Von Alistair MacDonald und Laurence Norman

LONDON (Dow Jones)--Einige der größten westlichen Ölgesellschaften könnten ins Fadenkreuz von Sanktionen geraten, die derzeit von den Regierungen ihrer Länder gegen Russland ausgearbeitet werden. Die USA und Europa erwägen keine direkten Sanktionen gegen russische Erdöl- und Erdgasexporte, da sie befürchten, dass diese die ohnehin schon hohen Energiekosten in Europa weiter in die Höhe treiben könnten. Beamte haben jedoch mögliche, weitreichende Beschränkungen für Technologietransfers und Exportkontrollen nach Russland skizziert, wie das Wall Street Journal (WSJ) berichtete.

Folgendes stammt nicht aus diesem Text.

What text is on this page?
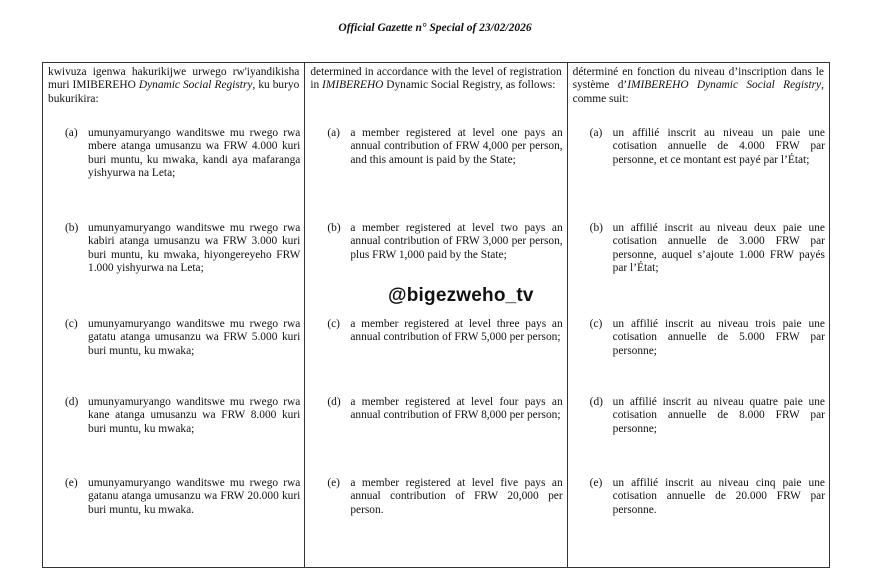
Official Gazette n° Special of 23/02/2026

kwivuza igenwa hakurikijwe urwego rw'iyandikisha muri IMIBEREHO Dynamic Social Registry, ku buryo bukurikira:

(a) umunyamuryango wanditswe mu rwego rwa mbere atanga umusanzu wa FRW 4.000 kuri buri muntu, ku mwaka, kandi aya mafaranga yishyurwa na Leta;
(b) umunyamuryango wanditswe mu rwego rwa kabiri atanga umusanzu wa FRW 3.000 kuri buri muntu, ku mwaka, hiyongereyeho FRW 1.000 yishyurwa na Leta;
(c) umunyamuryango wanditswe mu rwego rwa gatatu atanga umusanzu wa FRW 5.000 kuri buri muntu, ku mwaka;
(d) umunyamuryango wanditswe mu rwego rwa kane atanga umusanzu wa FRW 8.000 kuri buri muntu, ku mwaka;
(e) umunyamuryango wanditswe mu rwego rwa gatanu atanga umusanzu wa FRW 20.000 kuri buri muntu, ku mwaka.

determined in accordance with the level of registration in IMIBEREHO Dynamic Social Registry, as follows:

(a) a member registered at level one pays an annual contribution of FRW 4,000 per person, and this amount is paid by the State;
(b) a member registered at level two pays an annual contribution of FRW 3,000 per person, plus FRW 1,000 paid by the State;
(c) a member registered at level three pays an annual contribution of FRW 5,000 per person;
(d) a member registered at level four pays an annual contribution of FRW 8,000 per person;
(e) a member registered at level five pays an annual contribution of FRW 20,000 per person.

déterminé en fonction du niveau d’inscription dans le système d’IMIBEREHO Dynamic Social Registry, comme suit:

(a) un affilié inscrit au niveau un paie une cotisation annuelle de 4.000 FRW par personne, et ce montant est payé par l’État;
(b) un affilié inscrit au niveau deux paie une cotisation annuelle de 3.000 FRW par personne, auquel s’ajoute 1.000 FRW payés par l’État;
(c) un affilié inscrit au niveau trois paie une cotisation annuelle de 5.000 FRW par personne;
(d) un affilié inscrit au niveau quatre paie une cotisation annuelle de 8.000 FRW par personne;
(e) un affilié inscrit au niveau cinq paie une cotisation annuelle de 20.000 FRW par personne.
@bigezweho_tv
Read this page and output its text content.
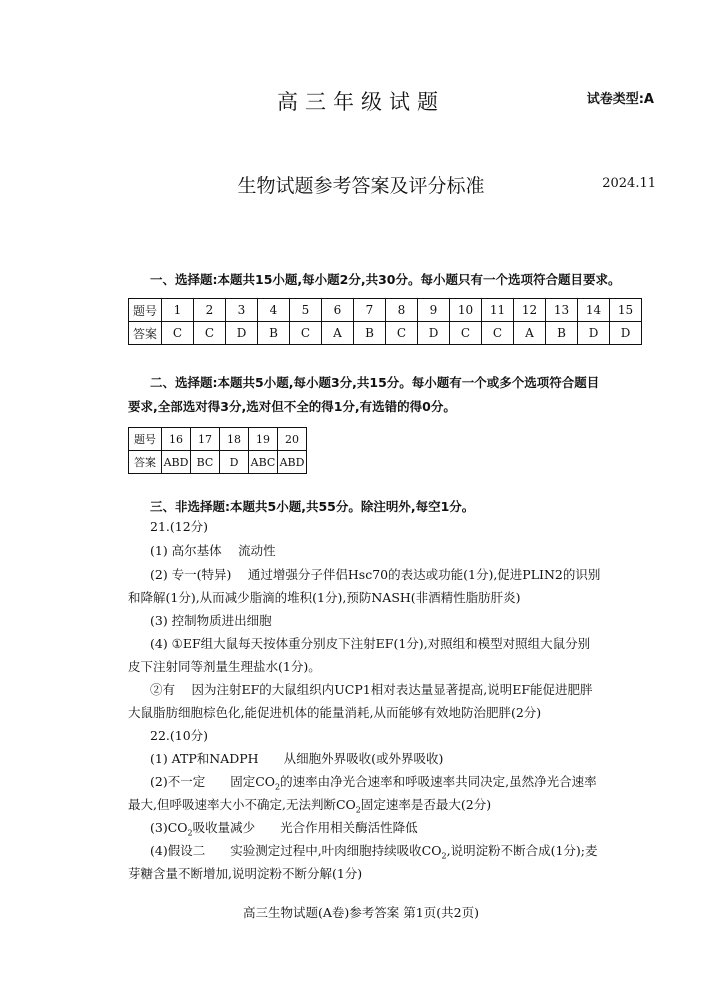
高三年级试题	试卷类型:A
生物试题参考答案及评分标准	2024.11
一、选择题:本题共15小题,每小题2分,共30分。每小题只有一个选项符合题目要求。
题号	1	2	3	4	5	6	7	8	9	10	11	12	13	14	15
答案	C	C	D	B	C	A	B	C	D	C	C	A	B	D	D
二、选择题:本题共5小题,每小题3分,共15分。每小题有一个或多个选项符合题目
要求,全部选对得3分,选对但不全的得1分,有选错的得0分。
题号	16	17	18	19	20
答案	ABD	BC	D	ABC	ABD
三、非选择题:本题共5小题,共55分。除注明外,每空1分。
21.(12分)
(1) 高尔基体　 流动性
(2) 专一(特异)　 通过增强分子伴侣Hsc70的表达或功能(1分),促进PLIN2的识别
和降解(1分),从而减少脂滴的堆积(1分),预防NASH(非酒精性脂肪肝炎)
(3) 控制物质进出细胞
(4) ①EF组大鼠每天按体重分别皮下注射EF(1分),对照组和模型对照组大鼠分别
皮下注射同等剂量生理盐水(1分)。
②有　 因为注射EF的大鼠组织内UCP1相对表达量显著提高,说明EF能促进肥胖
大鼠脂肪细胞棕色化,能促进机体的能量消耗,从而能够有效地防治肥胖(2分)
22.(10分)
(1) ATP和NADPH　　从细胞外界吸收(或外界吸收)
(2)不一定　　固定$CO_2$的速率由净光合速率和呼吸速率共同决定,虽然净光合速率
最大,但呼吸速率大小不确定,无法判断$CO_2$固定速率是否最大(2分)
$(3)CO_2$吸收量减少　　光合作用相关酶活性降低
(4)假设二　　实验测定过程中,叶肉细胞持续吸收$CO_2$,说明淀粉不断合成(1分);麦
芽糖含量不断增加,说明淀粉不断分解(1分)
高三生物试题(A卷)参考答案 第1页(共2页)
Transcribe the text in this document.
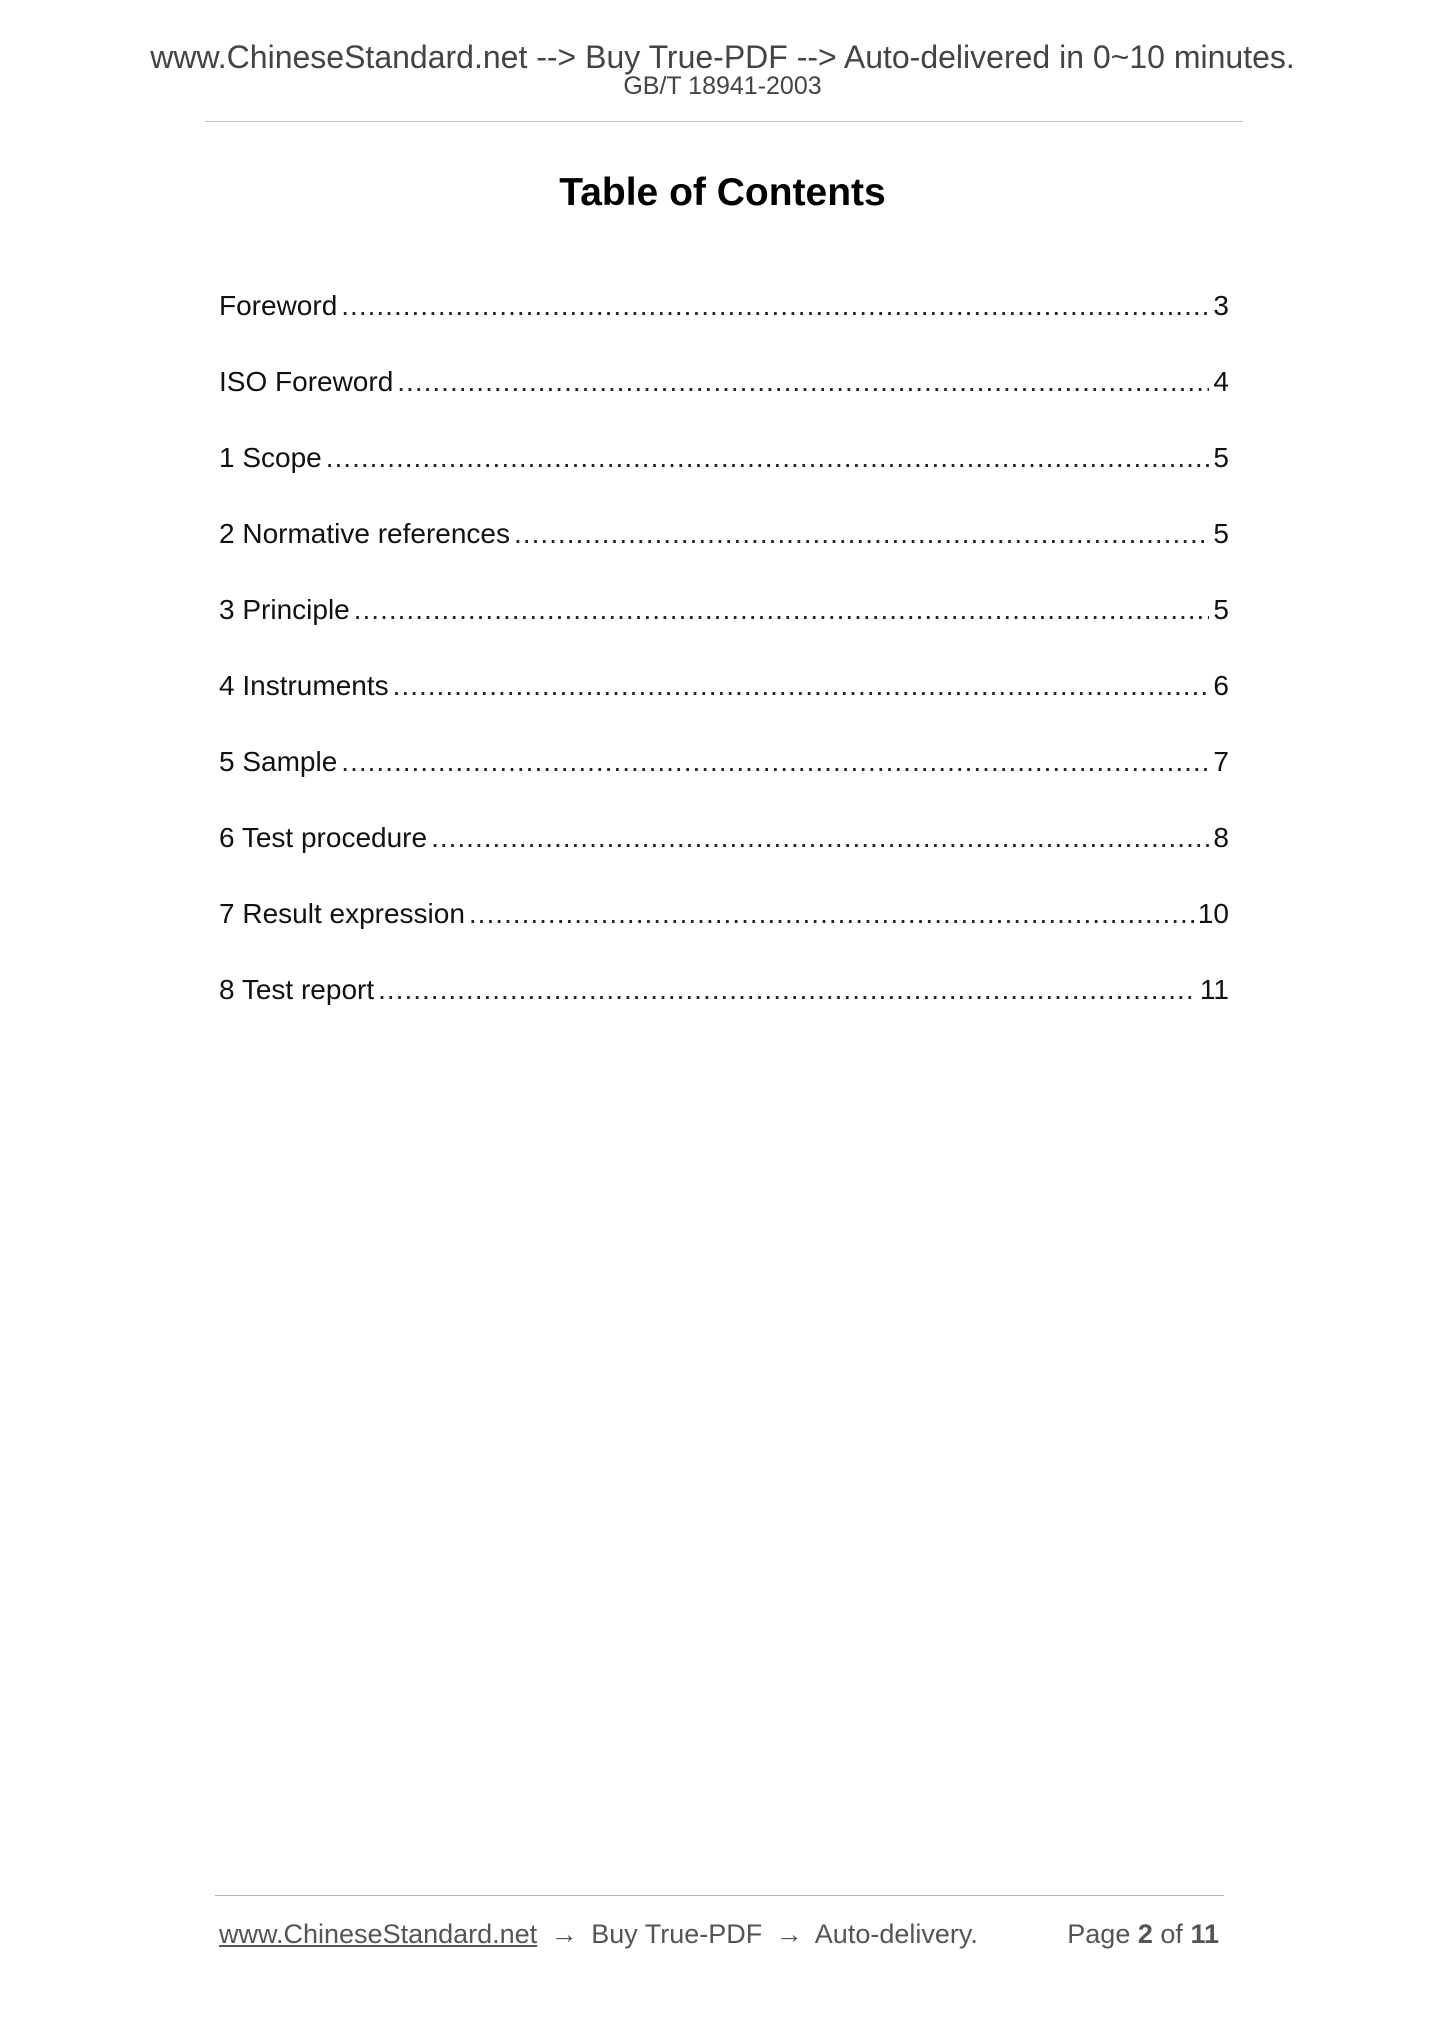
www.ChineseStandard.net --> Buy True-PDF --> Auto-delivered in 0~10 minutes.
GB/T 18941-2003
Table of Contents
Foreword .....	3
ISO Foreword .....	4
1 Scope .....	5
2 Normative references .....	5
3 Principle .....	5
4 Instruments .....	6
5 Sample .....	7
6 Test procedure .....	8
7 Result expression .....	10
8 Test report .....	11
www.ChineseStandard.net → Buy True-PDF → Auto-delivery.	Page 2 of 11
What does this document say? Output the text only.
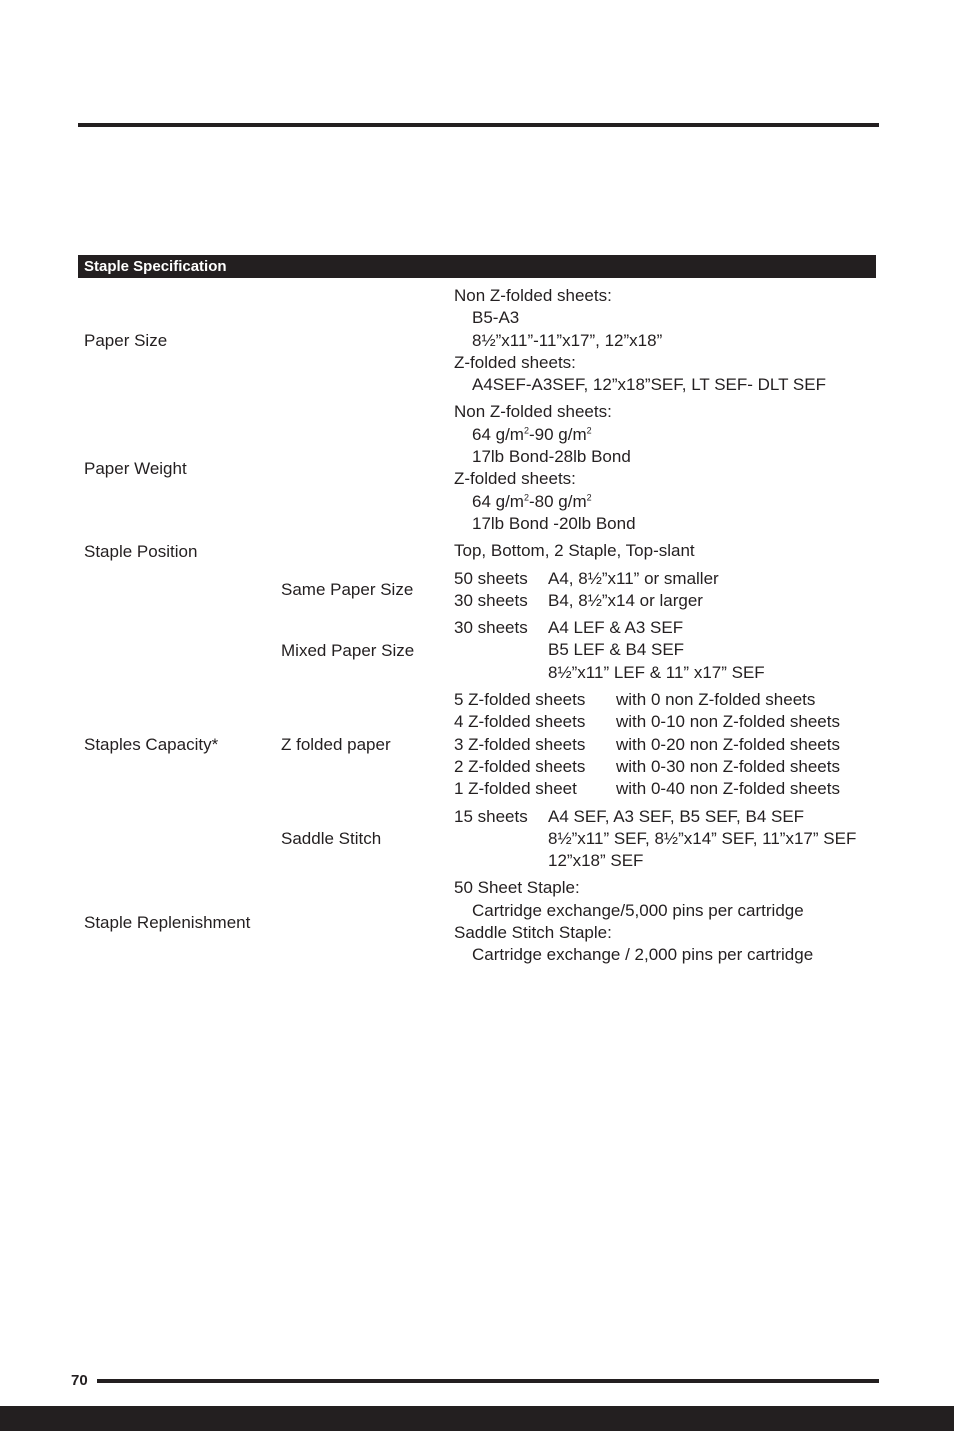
Staple Specification
Paper Size
Non Z-folded sheets:
B5-A3
8½”x11”-11”x17”, 12”x18”
Z-folded sheets:
A4SEF-A3SEF, 12”x18”SEF, LT SEF- DLT SEF
Paper Weight
Non Z-folded sheets:
64 $g/m^2-90$ $g/m^2$
17lb Bond-28lb Bond
Z-folded sheets:
64 $g/m^2-80$ $g/m^2$
17lb Bond -20lb Bond
Staple Position	Top, Bottom, 2 Staple, Top-slant
Same Paper Size
50 sheets A4, 8½”x11” or smaller
30 sheets B4, 8½”x14 or larger
Mixed Paper Size
30 sheets A4 LEF & A3 SEF
B5 LEF & B4 SEF
8½”x11” LEF & 11” x17” SEF
Staples Capacity*	Z folded paper
5 Z-folded sheets with 0 non Z-folded sheets
4 Z-folded sheets with 0-10 non Z-folded sheets
3 Z-folded sheets with 0-20 non Z-folded sheets
2 Z-folded sheets with 0-30 non Z-folded sheets
1 Z-folded sheet with 0-40 non Z-folded sheets
Saddle Stitch
15 sheets A4 SEF, A3 SEF, B5 SEF, B4 SEF
8½”x11” SEF, 8½”x14” SEF, 11”x17” SEF
12”x18” SEF
Staple Replenishment
50 Sheet Staple:
Cartridge exchange/5,000 pins per cartridge
Saddle Stitch Staple:
Cartridge exchange / 2,000 pins per cartridge
70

Solche Sanktionen könnten, wenn sie weit genug gefasst werden, allen in Russland tätigen Unternehmen, einschließlich der Töchter und Partner dieser westlichen Energieunternehmen, den Zugang zu wichtigen Ausrüstungen und Know-how erschweren. Die EU zieht unterdessen direktere Maßnahmen in Erwägung, darunter die Einschränkung der Finanzierung neuer Gasexplorationen und -produktionen im Land sowie die Ausweitung bestehender Verbote des Technologietransfers speziell im Energiesektor, so ein hoher europäischer Beamter.

Auch der russische Bankensektor sei ein Ziel, berichtete das WSJ, was dem Öl- und Gassektor, den er mitfinanziert, schaden könnte. Der britische Ölgigant BP besitzt fast 20 Prozent des russischen Ölproduzenten Rosneft. Sein Konkurrent Shell und der US-Konzern Exxon Mobil. bohren nach Erdgas und Öl auf Feldern um die Insel Sachalin im Fernen Osten Russlands. Die in Großbritannien notierte Glencore besitzt einen Teil der Muttergesellschaft eines großen russischen Aluminiumherstellers und handelt mit russischen Metallen und Öl.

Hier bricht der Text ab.